Recent research has discovered that parasites can evolve fairly quickly to become helpful instead of harmful. Parasites have long been famed to be harmful to their hosts with some harmful enough to even kill their host. In the case of a parasite known as Wolbachia, present in nearly one fifth of all insects, harmful affects are typically in making females less fertile; but scientists have now discovered that Wolbachia can boost female/host fertility instead of lessen it in order to spread themselves in nature. Insects can only get Wolbachia from their mothers and additional effects from this bacteria include, turning males to females, causing infected females to reproduce without males and triggering vicious cycles of increasing female promiscuity and male sexual exhaustion. The presence of these parasites also often carries a toll on their victims, for instance, cutting down the number of eggs that females produce.
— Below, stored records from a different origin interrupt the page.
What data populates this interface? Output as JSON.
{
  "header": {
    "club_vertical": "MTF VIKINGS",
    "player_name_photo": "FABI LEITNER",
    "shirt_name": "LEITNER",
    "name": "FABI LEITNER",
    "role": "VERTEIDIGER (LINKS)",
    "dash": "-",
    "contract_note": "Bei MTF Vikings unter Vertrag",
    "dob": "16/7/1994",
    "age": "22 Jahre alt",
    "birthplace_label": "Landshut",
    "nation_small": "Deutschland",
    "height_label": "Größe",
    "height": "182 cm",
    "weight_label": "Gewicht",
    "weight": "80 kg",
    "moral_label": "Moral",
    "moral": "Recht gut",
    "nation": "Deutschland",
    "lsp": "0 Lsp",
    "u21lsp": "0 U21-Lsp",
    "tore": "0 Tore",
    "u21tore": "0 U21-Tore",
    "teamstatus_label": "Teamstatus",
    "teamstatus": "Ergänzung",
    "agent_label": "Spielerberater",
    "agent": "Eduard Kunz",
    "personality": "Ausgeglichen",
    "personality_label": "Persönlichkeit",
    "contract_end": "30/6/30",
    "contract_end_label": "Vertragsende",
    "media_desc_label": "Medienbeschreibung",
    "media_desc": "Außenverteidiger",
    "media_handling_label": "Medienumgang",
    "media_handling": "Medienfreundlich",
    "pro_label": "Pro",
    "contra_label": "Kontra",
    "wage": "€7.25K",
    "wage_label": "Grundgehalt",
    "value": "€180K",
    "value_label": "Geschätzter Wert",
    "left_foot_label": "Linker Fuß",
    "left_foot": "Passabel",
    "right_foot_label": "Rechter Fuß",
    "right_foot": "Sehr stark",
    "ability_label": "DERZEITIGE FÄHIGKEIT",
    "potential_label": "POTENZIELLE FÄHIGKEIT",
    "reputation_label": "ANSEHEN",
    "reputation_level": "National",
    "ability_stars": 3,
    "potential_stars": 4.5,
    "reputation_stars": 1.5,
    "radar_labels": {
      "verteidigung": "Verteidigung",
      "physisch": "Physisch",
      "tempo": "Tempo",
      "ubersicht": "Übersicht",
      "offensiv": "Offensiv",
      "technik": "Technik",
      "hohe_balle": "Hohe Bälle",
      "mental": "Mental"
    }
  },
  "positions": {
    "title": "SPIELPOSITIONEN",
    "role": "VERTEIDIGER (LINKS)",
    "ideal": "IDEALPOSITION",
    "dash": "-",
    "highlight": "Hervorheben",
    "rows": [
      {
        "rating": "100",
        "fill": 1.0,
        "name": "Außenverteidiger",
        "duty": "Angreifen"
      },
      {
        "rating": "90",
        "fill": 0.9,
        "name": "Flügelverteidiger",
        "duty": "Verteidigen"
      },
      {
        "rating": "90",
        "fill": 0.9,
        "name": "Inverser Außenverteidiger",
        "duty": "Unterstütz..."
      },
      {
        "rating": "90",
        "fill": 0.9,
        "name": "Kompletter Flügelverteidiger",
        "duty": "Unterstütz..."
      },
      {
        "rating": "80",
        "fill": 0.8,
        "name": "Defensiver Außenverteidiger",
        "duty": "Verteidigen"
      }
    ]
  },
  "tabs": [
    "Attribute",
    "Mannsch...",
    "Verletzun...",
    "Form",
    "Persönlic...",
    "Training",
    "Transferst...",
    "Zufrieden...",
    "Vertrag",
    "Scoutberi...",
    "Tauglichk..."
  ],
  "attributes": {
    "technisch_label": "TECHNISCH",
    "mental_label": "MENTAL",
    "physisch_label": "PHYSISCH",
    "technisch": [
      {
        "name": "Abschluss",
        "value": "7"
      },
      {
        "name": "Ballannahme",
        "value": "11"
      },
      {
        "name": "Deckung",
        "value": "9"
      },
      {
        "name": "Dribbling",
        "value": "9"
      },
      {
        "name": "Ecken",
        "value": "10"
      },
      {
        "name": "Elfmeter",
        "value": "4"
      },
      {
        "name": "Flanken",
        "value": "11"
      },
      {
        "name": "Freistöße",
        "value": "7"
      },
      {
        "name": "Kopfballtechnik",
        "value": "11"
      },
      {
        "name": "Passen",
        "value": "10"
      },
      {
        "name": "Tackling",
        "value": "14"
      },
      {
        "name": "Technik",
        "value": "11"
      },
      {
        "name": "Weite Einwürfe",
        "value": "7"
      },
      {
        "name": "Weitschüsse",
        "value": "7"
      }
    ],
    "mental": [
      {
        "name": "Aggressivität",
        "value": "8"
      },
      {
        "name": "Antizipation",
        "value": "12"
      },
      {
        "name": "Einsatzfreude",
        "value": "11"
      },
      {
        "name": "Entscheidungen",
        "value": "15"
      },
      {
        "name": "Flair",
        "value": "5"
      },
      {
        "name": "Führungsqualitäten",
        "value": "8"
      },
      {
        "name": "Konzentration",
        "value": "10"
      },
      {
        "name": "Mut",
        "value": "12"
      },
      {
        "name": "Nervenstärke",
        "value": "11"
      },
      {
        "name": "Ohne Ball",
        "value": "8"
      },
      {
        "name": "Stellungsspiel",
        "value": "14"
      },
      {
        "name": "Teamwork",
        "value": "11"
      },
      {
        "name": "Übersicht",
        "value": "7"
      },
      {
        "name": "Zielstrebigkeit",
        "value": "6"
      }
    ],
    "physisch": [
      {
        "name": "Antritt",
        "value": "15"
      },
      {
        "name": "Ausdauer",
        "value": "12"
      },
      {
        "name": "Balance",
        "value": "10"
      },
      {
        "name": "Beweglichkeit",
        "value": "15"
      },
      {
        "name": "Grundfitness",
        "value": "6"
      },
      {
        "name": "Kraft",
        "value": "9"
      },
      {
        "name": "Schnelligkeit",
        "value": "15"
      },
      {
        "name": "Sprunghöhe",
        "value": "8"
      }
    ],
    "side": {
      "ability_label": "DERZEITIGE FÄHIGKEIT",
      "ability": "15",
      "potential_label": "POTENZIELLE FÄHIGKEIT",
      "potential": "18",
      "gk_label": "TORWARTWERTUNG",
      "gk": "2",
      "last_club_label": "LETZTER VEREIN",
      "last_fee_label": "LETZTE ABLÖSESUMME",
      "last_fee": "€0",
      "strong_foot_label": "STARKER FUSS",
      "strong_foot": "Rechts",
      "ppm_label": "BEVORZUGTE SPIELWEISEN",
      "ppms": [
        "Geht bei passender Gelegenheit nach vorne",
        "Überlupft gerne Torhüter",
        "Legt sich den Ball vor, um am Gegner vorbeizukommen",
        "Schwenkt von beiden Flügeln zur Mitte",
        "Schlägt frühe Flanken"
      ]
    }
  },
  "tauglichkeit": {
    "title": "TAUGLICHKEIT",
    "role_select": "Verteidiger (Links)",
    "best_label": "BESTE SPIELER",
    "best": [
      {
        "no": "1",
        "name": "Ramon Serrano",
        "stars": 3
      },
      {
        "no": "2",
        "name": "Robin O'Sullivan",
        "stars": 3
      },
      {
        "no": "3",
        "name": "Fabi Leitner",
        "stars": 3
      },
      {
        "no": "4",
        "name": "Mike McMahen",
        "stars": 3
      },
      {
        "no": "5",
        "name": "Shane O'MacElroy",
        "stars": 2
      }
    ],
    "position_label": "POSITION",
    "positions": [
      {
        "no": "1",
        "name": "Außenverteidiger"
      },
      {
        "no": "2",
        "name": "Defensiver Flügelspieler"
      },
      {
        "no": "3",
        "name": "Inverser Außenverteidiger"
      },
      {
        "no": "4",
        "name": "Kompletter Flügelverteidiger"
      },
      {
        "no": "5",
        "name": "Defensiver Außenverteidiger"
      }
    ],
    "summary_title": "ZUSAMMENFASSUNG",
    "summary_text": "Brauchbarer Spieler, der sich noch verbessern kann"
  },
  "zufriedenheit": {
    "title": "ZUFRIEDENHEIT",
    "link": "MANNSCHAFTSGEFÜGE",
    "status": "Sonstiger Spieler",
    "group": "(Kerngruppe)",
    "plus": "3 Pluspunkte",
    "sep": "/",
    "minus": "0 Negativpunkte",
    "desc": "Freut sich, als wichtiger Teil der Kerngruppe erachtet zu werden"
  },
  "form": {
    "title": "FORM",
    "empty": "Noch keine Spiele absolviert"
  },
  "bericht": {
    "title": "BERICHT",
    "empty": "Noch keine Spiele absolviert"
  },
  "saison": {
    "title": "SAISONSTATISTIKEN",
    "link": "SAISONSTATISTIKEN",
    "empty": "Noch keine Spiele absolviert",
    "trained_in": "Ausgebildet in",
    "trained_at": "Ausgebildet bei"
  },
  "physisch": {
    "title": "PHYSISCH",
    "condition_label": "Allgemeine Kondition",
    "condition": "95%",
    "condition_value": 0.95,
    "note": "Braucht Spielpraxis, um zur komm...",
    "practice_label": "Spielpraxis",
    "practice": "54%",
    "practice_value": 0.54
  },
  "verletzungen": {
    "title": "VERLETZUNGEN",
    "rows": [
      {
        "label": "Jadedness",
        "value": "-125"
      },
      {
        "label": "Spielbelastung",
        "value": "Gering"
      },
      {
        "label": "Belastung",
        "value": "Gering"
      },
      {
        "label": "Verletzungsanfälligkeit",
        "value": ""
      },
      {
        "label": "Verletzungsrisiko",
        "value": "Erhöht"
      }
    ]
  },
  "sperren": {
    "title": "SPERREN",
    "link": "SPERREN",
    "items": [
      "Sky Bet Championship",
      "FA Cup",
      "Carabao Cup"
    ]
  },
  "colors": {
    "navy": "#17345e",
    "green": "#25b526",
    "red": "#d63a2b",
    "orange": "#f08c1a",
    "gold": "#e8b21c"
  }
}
Despite these effects, researchers have found that in span of just 20 years, this bacteria has evolved means of boosting offspring production to better spread itself in a laboratory setting by 10%. Initially a 20% decline in offspring production was observed.
But what about the idea of a positive parasite?

It is still unknown how Wolbachia lead to a boost in fertility, but experts suggest it is due to a nutritional benefit. In that rapid evolutionary span, Wolbachia have been concluded to be heading in the direction of being needed for host survival. This developing mutually beneficial relationship has been compared to the symbiotic relationship of mitochondria within cells. Wasps for example need Wolbachia to generate eggs in order to reproduce. This research sheds light on the symbiotic theory and shows that a dependant relationship between host and parasite can evolve in a very short time span.